In order to compare our approach to previous work by Boothby et al. [2], we similarly plot the found graph sizes for selected ratios of broken vertices in Fig. 9. For larger ratios of broken vertices, e.g. \(b=0.1\) and \(b=0.05\), the maximum over the found graph sizes is comparable to [2] for both \(m=0.0\) and \(m=0.25\). In contrast, for smaller ratios of broken vertices, e.g. \(b=0.01\) and \(b=0.02\) our heuristic approach with \(m=0.0\) is able to embed larger complete graphs than it was reported in [2]. Note that the diagonal corresponds to representing the largest possible complete graph size.

Fig. 9
figure 9

Complete graph sizes against Chimera sizes s for selected ratios of broken vertices b for our heuristic approach (H). The median of \(G_{s,b,i}\) over \(i \in [10]\) is depicted by the solid lines for \(m=0.0\) and dashed lines for \(m=0.25\); the shaped regions illustrate the quartiles

All in all, for a ratio of 0.05 or smaller we observe that the proportions from the solved instances with small size and ratio have a value very close to 1.0, meaning most of them yield a maximal or close to maximal complete graph despite the presence of broken vertices. Due to the heuristic results, we expect just a very small decline in the proportions for the exact model for larger Chimera sizes, if we could solve them to the end. This is based on the fact that the heuristics provide a lower bound on the actual optimum of the exact model. Thus, despite the shortcomings presented in Sect. 4.4, our model is indeed very powerful.

8 Conclusion

We introduced a novel approach for the problem of embedding a complete graph into a faulty Chimera hardware architecture. It is based on a formulation as a bipartite matching optimization problem with additional constraints. We could show by a detailed analysis that the problem is fixed parameter tractable, where the decisive parameter is the number of broken vertices. The formulated optimization problem (E) can be solved to optimality using state-of-the-art MIP solvers for small Chimera sizes or a small ratio of broken vertices. Especially in these parameter settings, the optimal value of the heuristic version (H) does not differ significantly from the original one. For larger Chimera graphs with a ratio of broken vertices in a certain range, the heuristic performs even better within the given time constraint of one hour, due to the removal of unlikely crossroads and thus several constraints. However, if the ratio is too large, here above 0.1, the heuristic is too restrictive and the solution quality decreases again. Nevertheless, the complete graph sizes we have found exceed the ones from previous approaches [2, 13].

Further, regarding the current developments in the area of quantum annealers, larger graphs with less broken vertices, and operational times of over 1 year we can produce reusable templates for complete graphs with a reasonable computational power. Nevertheless, there is some space for improvements. By exploiting the full potential of the branching strategy shown in Sect. 4.2 using dedicated bounding techniques, we could develop a more customized, exact or heuristic, solver.

Another step is to transfer the approach to the just recently released new hardware graph Pegasus. It yields a larger connectivity for the same number of vertices, but at the same time this makes the Pegasus graph less approachable.
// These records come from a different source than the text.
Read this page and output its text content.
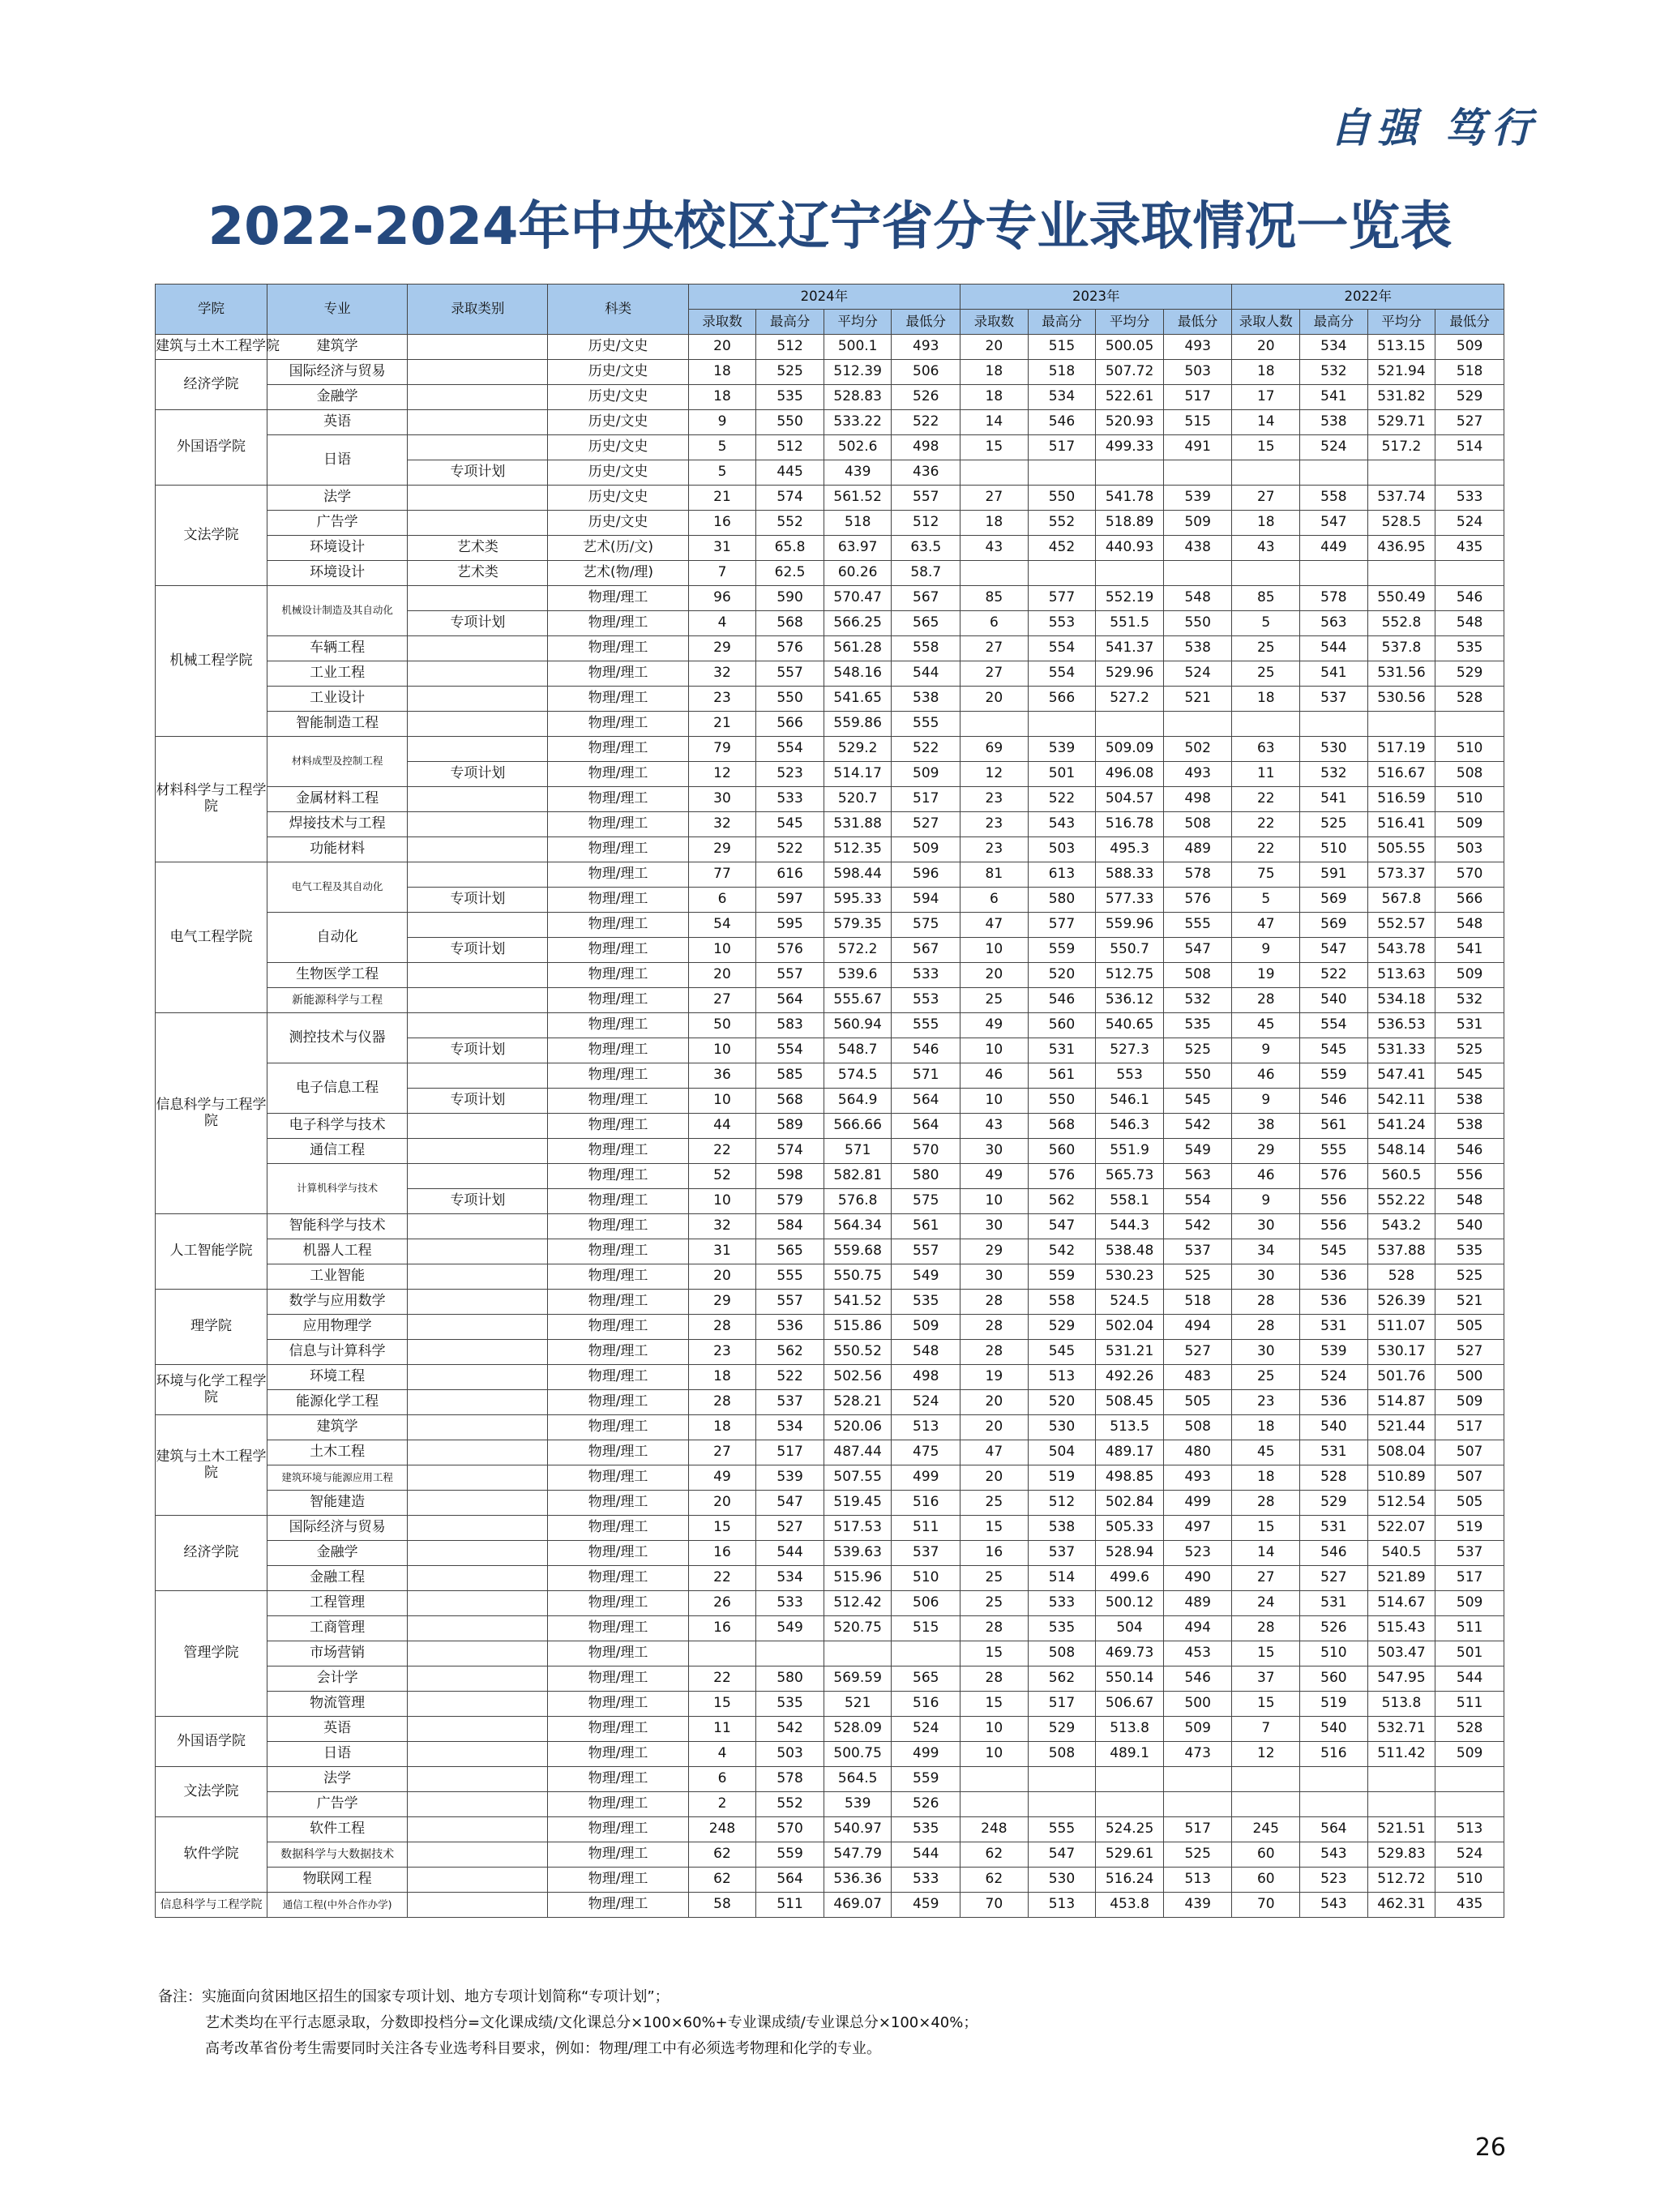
自强 笃行
2022-2024年中央校区辽宁省分专业录取情况一览表
学院	专业	录取类别	科类	2024年				2023年				2022年			
				录取数	最高分	平均分	最低分	录取数	最高分	平均分	最低分	录取人数	最高分	平均分	最低分
建筑与土木工程学院	建筑学		历史/文史	20	512	500.1	493	20	515	500.05	493	20	534	513.15	509
经济学院	国际经济与贸易		历史/文史	18	525	512.39	506	18	518	507.72	503	18	532	521.94	518
	金融学		历史/文史	18	535	528.83	526	18	534	522.61	517	17	541	531.82	529
外国语学院	英语		历史/文史	9	550	533.22	522	14	546	520.93	515	14	538	529.71	527
	日语		历史/文史	5	512	502.6	498	15	517	499.33	491	15	524	517.2	514
		专项计划	历史/文史	5	445	439	436								
文法学院	法学		历史/文史	21	574	561.52	557	27	550	541.78	539	27	558	537.74	533
	广告学		历史/文史	16	552	518	512	18	552	518.89	509	18	547	528.5	524
	环境设计	艺术类	艺术(历/文)	31	65.8	63.97	63.5	43	452	440.93	438	43	449	436.95	435
	环境设计	艺术类	艺术(物/理)	7	62.5	60.26	58.7								
机械工程学院	机械设计制造及其自动化		物理/理工	96	590	570.47	567	85	577	552.19	548	85	578	550.49	546
		专项计划	物理/理工	4	568	566.25	565	6	553	551.5	550	5	563	552.8	548
	车辆工程		物理/理工	29	576	561.28	558	27	554	541.37	538	25	544	537.8	535
	工业工程		物理/理工	32	557	548.16	544	27	554	529.96	524	25	541	531.56	529
	工业设计		物理/理工	23	550	541.65	538	20	566	527.2	521	18	537	530.56	528
	智能制造工程		物理/理工	21	566	559.86	555								
材料科学与工程学院	材料成型及控制工程		物理/理工	79	554	529.2	522	69	539	509.09	502	63	530	517.19	510
		专项计划	物理/理工	12	523	514.17	509	12	501	496.08	493	11	532	516.67	508
	金属材料工程		物理/理工	30	533	520.7	517	23	522	504.57	498	22	541	516.59	510
	焊接技术与工程		物理/理工	32	545	531.88	527	23	543	516.78	508	22	525	516.41	509
	功能材料		物理/理工	29	522	512.35	509	23	503	495.3	489	22	510	505.55	503
电气工程学院	电气工程及其自动化		物理/理工	77	616	598.44	596	81	613	588.33	578	75	591	573.37	570
		专项计划	物理/理工	6	597	595.33	594	6	580	577.33	576	5	569	567.8	566
	自动化		物理/理工	54	595	579.35	575	47	577	559.96	555	47	569	552.57	548
		专项计划	物理/理工	10	576	572.2	567	10	559	550.7	547	9	547	543.78	541
	生物医学工程		物理/理工	20	557	539.6	533	20	520	512.75	508	19	522	513.63	509
	新能源科学与工程		物理/理工	27	564	555.67	553	25	546	536.12	532	28	540	534.18	532
信息科学与工程学院	测控技术与仪器		物理/理工	50	583	560.94	555	49	560	540.65	535	45	554	536.53	531
		专项计划	物理/理工	10	554	548.7	546	10	531	527.3	525	9	545	531.33	525
	电子信息工程		物理/理工	36	585	574.5	571	46	561	553	550	46	559	547.41	545
		专项计划	物理/理工	10	568	564.9	564	10	550	546.1	545	9	546	542.11	538
	电子科学与技术		物理/理工	44	589	566.66	564	43	568	546.3	542	38	561	541.24	538
	通信工程		物理/理工	22	574	571	570	30	560	551.9	549	29	555	548.14	546
	计算机科学与技术		物理/理工	52	598	582.81	580	49	576	565.73	563	46	576	560.5	556
		专项计划	物理/理工	10	579	576.8	575	10	562	558.1	554	9	556	552.22	548
人工智能学院	智能科学与技术		物理/理工	32	584	564.34	561	30	547	544.3	542	30	556	543.2	540
	机器人工程		物理/理工	31	565	559.68	557	29	542	538.48	537	34	545	537.88	535
	工业智能		物理/理工	20	555	550.75	549	30	559	530.23	525	30	536	528	525
理学院	数学与应用数学		物理/理工	29	557	541.52	535	28	558	524.5	518	28	536	526.39	521
	应用物理学		物理/理工	28	536	515.86	509	28	529	502.04	494	28	531	511.07	505
	信息与计算科学		物理/理工	23	562	550.52	548	28	545	531.21	527	30	539	530.17	527
环境与化学工程学院	环境工程		物理/理工	18	522	502.56	498	19	513	492.26	483	25	524	501.76	500
	能源化学工程		物理/理工	28	537	528.21	524	20	520	508.45	505	23	536	514.87	509
建筑与土木工程学院	建筑学		物理/理工	18	534	520.06	513	20	530	513.5	508	18	540	521.44	517
	土木工程		物理/理工	27	517	487.44	475	47	504	489.17	480	45	531	508.04	507
	建筑环境与能源应用工程		物理/理工	49	539	507.55	499	20	519	498.85	493	18	528	510.89	507
	智能建造		物理/理工	20	547	519.45	516	25	512	502.84	499	28	529	512.54	505
经济学院	国际经济与贸易		物理/理工	15	527	517.53	511	15	538	505.33	497	15	531	522.07	519
	金融学		物理/理工	16	544	539.63	537	16	537	528.94	523	14	546	540.5	537
	金融工程		物理/理工	22	534	515.96	510	25	514	499.6	490	27	527	521.89	517
管理学院	工程管理		物理/理工	26	533	512.42	506	25	533	500.12	489	24	531	514.67	509
	工商管理		物理/理工	16	549	520.75	515	28	535	504	494	28	526	515.43	511
	市场营销		物理/理工					15	508	469.73	453	15	510	503.47	501
	会计学		物理/理工	22	580	569.59	565	28	562	550.14	546	37	560	547.95	544
	物流管理		物理/理工	15	535	521	516	15	517	506.67	500	15	519	513.8	511
外国语学院	英语		物理/理工	11	542	528.09	524	10	529	513.8	509	7	540	532.71	528
	日语		物理/理工	4	503	500.75	499	10	508	489.1	473	12	516	511.42	509
文法学院	法学		物理/理工	6	578	564.5	559								
	广告学		物理/理工	2	552	539	526								
软件学院	软件工程		物理/理工	248	570	540.97	535	248	555	524.25	517	245	564	521.51	513
	数据科学与大数据技术		物理/理工	62	559	547.79	544	62	547	529.61	525	60	543	529.83	524
	物联网工程		物理/理工	62	564	536.36	533	62	530	516.24	513	60	523	512.72	510
信息科学与工程学院	通信工程(中外合作办学)		物理/理工	58	511	469.07	459	70	513	453.8	439	70	543	462.31	435
备注：实施面向贫困地区招生的国家专项计划、地方专项计划简称“专项计划”；
艺术类均在平行志愿录取，分数即投档分=文化课成绩/文化课总分×100×60%+专业课成绩/专业课总分×100×40%；
高考改革省份考生需要同时关注各专业选考科目要求，例如：物理/理工中有必须选考物理和化学的专业。
26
The shown constructions for the Chimera graph provide a deeper insight into the structure of such lattice-like graphs and the problems dealing with them. Observing the physical realization by specifically arranged overlapping loops, one can see that the Pegasus graph is closely related to the Chimera [5]. Thus, we are confident that our model construction for the Chimera can be transferred to the Pegasus topology. Due to the larger vertex degree we even expect less constraints resulting from broken vertex pairs than for the Chimera.